Il est venu. C'est tout ce à quoi je me raccroche pour ne pas sombrer une troisième fois, alors que je suis seule dans la chambre en attendant mon amie, ma seule amie. Si seulement je l'avais attendue dans ce bar...
Il est venu et il m'a sauvé. Il a fait déguerpir ces types si rapidement. Il m'a ramené vers lui dans un geste si protecteur qu'il me vrille encore le cœur. J'ai su que c'était lui à l'instant où mon dos a cogné contre son torse. Il faut dire que son odeur m'entoure chaque nuit quand je m'endors avec son t-shirt. Alors le reconnaître ne m'a pas posé de soucis. Je ne saurais pas décrire le soulagement qui m'a envahit quand j'ai compris qu'il était là. La seule chose que je peux dire, c'est que je ne voulais pas le lâcher. Là-bas, et même encore maintenant, j'aurai voulu rester dans ses bras. M'y accrocher comme la bouée qu'il était et est encore, alors que je suis sur le point de me noyer. Et alors que je suis affreusement gênée de m'être retrouvée sur ses genoux, j'ai envie d'y retourner. Qu'il me serre encore contre lui, parce qu'à cet endroit là, je me sens protégée.
Mon cœur s'emballe quand j'y repense et j'essaye de le calmer. Bon dieu, c'est quel genre de réaction, ça ? J'ai encore ses mots en tête. « Je ne suis pas loin ». Je voulais les entendre, j'avais besoin de les entendre, mais comme c'est gênant, en y repensant. Touchant, aussi. Parce que j'ai l'impression qu'il se soucie vraiment de moi. Combien de fois m'est-il venue en aide, depuis que nous nous connaissons ? Dire que je me retrouve encore chez lui... Et que même si encore une fois les conditions dans lesquelles j'y suis arrivée sont loin d'être agréables, je m'y sens bien. Dans ce petit lit, cet appartement. J'ai l'impression d'y avoir ma place, alors que je ne suis pas chez moi, et que c'est sûrement un sentiment déplacé. Qu'en dirait Lester ?

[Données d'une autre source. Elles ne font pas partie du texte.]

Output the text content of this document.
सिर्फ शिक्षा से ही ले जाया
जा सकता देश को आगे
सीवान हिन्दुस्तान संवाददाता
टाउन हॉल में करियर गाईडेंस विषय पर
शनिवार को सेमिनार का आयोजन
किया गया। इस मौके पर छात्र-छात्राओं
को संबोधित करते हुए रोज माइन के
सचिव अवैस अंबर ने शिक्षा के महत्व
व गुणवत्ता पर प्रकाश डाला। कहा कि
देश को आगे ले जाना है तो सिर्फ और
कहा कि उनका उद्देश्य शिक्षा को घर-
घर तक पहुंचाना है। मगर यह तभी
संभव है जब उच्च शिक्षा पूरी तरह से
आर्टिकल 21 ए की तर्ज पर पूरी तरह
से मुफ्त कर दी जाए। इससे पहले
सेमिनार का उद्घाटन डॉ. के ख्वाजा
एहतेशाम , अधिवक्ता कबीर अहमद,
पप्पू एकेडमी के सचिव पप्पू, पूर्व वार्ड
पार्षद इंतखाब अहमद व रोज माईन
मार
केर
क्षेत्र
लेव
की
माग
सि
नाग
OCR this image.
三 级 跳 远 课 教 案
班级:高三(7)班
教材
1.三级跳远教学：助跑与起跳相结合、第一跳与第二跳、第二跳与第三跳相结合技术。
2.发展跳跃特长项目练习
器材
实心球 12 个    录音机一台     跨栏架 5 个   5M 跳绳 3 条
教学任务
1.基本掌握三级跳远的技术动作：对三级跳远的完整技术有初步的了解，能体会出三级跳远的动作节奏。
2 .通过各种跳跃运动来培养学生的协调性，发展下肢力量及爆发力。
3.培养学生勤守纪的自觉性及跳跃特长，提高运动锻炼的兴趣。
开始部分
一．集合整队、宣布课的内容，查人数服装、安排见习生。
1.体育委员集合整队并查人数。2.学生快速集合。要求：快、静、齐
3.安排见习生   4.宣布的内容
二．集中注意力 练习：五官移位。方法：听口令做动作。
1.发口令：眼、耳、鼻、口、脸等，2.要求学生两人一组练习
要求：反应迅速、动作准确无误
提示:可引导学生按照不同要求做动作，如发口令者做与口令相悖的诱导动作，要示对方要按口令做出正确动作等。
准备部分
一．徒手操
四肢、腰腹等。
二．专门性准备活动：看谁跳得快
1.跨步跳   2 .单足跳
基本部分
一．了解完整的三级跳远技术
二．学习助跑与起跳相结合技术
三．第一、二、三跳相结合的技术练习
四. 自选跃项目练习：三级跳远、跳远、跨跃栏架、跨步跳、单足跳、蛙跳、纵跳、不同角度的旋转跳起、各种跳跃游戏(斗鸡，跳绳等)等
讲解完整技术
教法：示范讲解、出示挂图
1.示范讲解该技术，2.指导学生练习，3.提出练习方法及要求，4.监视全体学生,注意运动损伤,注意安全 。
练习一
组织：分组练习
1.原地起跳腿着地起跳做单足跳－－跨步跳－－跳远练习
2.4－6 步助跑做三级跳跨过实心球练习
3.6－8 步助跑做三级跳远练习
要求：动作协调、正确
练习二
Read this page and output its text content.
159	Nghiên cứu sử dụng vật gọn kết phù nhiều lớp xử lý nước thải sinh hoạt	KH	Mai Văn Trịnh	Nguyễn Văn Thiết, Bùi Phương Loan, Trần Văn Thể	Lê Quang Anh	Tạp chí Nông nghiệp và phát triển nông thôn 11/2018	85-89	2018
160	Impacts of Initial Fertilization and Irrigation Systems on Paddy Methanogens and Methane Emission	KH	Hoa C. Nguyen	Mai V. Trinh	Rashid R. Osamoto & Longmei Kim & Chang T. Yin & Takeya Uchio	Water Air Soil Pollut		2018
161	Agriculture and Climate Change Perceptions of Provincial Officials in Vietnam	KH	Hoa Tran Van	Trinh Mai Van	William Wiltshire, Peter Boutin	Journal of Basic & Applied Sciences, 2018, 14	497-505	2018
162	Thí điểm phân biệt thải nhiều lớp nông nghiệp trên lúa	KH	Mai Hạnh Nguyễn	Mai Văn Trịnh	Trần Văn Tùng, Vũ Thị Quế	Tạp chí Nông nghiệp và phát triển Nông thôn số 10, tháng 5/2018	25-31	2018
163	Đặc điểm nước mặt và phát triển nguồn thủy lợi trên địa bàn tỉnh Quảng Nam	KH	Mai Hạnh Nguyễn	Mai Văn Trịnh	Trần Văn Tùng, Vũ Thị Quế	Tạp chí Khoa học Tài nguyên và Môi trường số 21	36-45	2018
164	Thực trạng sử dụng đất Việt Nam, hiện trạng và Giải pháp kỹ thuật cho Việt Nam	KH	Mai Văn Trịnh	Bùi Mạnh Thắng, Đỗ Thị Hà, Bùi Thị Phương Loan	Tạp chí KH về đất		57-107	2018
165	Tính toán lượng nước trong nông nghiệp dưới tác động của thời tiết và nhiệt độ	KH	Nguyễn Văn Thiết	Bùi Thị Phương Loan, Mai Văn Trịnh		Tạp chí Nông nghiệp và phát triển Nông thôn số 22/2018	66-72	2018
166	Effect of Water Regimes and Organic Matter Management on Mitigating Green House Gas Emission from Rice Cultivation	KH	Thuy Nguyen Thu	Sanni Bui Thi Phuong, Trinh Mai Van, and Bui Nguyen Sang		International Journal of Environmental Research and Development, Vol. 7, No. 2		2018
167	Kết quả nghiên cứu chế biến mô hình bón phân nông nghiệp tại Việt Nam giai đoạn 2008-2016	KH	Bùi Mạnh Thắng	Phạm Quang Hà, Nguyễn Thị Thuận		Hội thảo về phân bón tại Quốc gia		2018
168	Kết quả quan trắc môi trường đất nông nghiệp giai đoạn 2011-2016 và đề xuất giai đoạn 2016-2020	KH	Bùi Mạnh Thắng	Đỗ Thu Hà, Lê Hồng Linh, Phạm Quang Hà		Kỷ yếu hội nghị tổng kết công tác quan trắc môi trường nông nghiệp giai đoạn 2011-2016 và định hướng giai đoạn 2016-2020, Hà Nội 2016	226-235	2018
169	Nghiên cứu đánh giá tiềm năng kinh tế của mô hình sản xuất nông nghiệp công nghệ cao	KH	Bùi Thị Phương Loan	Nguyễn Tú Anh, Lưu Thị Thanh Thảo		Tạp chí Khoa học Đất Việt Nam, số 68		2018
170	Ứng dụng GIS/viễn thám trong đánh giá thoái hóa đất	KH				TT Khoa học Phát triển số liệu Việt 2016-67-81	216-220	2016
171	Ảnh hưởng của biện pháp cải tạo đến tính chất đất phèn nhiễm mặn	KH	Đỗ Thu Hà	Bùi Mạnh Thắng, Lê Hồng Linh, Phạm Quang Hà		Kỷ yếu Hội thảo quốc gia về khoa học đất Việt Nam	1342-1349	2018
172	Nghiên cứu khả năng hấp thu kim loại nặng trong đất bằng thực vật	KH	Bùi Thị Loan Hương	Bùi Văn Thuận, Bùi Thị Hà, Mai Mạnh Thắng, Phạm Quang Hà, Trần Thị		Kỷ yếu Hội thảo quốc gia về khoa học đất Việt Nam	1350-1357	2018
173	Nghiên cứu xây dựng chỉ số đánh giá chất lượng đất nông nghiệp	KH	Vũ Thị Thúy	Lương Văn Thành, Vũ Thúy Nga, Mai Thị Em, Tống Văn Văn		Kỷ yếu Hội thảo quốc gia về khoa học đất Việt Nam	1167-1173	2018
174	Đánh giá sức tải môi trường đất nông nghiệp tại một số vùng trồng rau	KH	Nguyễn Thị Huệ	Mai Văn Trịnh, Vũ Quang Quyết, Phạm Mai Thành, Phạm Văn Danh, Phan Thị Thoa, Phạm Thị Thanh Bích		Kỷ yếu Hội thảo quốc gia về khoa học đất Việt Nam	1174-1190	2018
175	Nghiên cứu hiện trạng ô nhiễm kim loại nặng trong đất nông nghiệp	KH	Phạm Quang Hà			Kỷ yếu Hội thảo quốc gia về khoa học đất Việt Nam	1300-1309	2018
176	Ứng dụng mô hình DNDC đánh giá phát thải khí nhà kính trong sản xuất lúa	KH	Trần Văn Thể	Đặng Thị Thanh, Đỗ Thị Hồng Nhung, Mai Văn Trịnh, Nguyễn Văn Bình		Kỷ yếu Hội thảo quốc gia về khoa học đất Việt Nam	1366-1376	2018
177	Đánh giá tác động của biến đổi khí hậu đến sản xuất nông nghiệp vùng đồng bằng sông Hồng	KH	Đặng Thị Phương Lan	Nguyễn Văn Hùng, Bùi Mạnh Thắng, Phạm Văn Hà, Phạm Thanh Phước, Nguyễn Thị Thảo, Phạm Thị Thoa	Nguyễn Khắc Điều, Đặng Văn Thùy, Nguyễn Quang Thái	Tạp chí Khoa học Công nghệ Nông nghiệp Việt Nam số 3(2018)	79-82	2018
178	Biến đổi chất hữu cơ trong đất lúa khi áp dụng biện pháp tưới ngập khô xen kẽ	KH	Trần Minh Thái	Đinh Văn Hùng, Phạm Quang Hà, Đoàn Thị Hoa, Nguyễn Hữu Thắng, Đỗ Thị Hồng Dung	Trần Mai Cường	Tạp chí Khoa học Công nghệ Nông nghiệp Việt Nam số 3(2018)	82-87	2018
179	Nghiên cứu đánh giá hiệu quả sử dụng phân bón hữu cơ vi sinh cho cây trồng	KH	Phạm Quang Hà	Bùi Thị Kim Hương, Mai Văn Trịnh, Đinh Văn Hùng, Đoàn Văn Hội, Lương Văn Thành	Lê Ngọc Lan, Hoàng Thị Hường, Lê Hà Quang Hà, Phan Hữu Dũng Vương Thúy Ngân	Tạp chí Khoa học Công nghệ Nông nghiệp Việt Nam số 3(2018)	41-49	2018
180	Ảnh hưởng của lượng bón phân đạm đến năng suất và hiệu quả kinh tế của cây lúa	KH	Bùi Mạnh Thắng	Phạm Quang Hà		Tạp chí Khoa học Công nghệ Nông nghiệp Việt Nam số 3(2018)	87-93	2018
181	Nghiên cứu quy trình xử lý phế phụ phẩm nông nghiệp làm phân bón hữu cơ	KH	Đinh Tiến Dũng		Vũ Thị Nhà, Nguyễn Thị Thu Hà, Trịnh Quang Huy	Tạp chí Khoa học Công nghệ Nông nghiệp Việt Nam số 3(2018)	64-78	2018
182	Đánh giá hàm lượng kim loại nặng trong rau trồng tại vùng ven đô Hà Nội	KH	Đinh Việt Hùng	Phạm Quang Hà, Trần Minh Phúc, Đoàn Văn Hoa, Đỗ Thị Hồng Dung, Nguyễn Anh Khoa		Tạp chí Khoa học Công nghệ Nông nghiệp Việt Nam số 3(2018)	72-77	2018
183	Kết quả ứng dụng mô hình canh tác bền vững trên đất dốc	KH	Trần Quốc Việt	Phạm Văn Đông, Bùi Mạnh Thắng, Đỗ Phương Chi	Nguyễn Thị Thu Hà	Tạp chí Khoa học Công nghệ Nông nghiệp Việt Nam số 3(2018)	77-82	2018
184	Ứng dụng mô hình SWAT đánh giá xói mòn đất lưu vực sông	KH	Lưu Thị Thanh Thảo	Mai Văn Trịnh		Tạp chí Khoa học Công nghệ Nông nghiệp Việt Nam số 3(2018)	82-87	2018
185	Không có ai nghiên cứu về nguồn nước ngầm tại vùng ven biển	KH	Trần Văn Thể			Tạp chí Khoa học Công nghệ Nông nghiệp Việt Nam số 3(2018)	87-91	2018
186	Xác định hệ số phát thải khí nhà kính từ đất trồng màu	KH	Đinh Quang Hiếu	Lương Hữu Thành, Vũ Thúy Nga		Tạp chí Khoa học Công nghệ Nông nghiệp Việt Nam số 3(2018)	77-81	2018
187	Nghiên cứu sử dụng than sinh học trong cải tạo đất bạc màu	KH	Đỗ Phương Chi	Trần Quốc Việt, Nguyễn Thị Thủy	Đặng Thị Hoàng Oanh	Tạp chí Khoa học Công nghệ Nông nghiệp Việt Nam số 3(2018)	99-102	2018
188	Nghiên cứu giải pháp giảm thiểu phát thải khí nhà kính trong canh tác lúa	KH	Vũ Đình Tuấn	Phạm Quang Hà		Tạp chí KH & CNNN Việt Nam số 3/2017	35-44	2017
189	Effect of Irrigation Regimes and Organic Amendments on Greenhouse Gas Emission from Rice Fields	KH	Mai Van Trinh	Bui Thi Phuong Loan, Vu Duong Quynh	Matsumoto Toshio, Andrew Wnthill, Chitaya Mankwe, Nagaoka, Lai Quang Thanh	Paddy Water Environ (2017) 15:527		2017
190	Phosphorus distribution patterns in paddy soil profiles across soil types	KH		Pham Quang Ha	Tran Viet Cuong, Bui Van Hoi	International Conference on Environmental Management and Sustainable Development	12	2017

Une boule de couleur entre dans la pièce en trombe, me faisant presque sursauter. Elle se jette dans mes bras, et me sert de toutes ses forces contre elle pendant de longues minutes. Je sens dans son étreinte toute son inquiétude. Et cela me touche. Elle a été inquiète pour moi, à ce point là, alors qu'elle ne me connaît que depuis quelques semaines.
Elle se redresse et plante son regard dans le mien. Et alors, je vois les larmes sèches sur ses joues. Sait-elle ce qui est arrivé ? Je suppose qu'elle en a les grandes lignes. J'imagine l'angoisse qu'elle a dû ressentir, en ne me voyant pas dans cette salle de concert. J'imagine aussi à quel point elle a dû avoir mal en apprenant ce qui m'était arrivé. Pourtant, elle n'est en rien responsable. Je suis sortie seule, en pleine nuit, dans un quartier inconnu. C'était stupide et dangereux. Je ne peux m'en prendre qu'à moi. C'est une erreur que je ne referais pas. Mais c'est trop tard pour revenir en arrière. Je peux seulement me rassurer en me disant que Lester est arrivé au bon moment.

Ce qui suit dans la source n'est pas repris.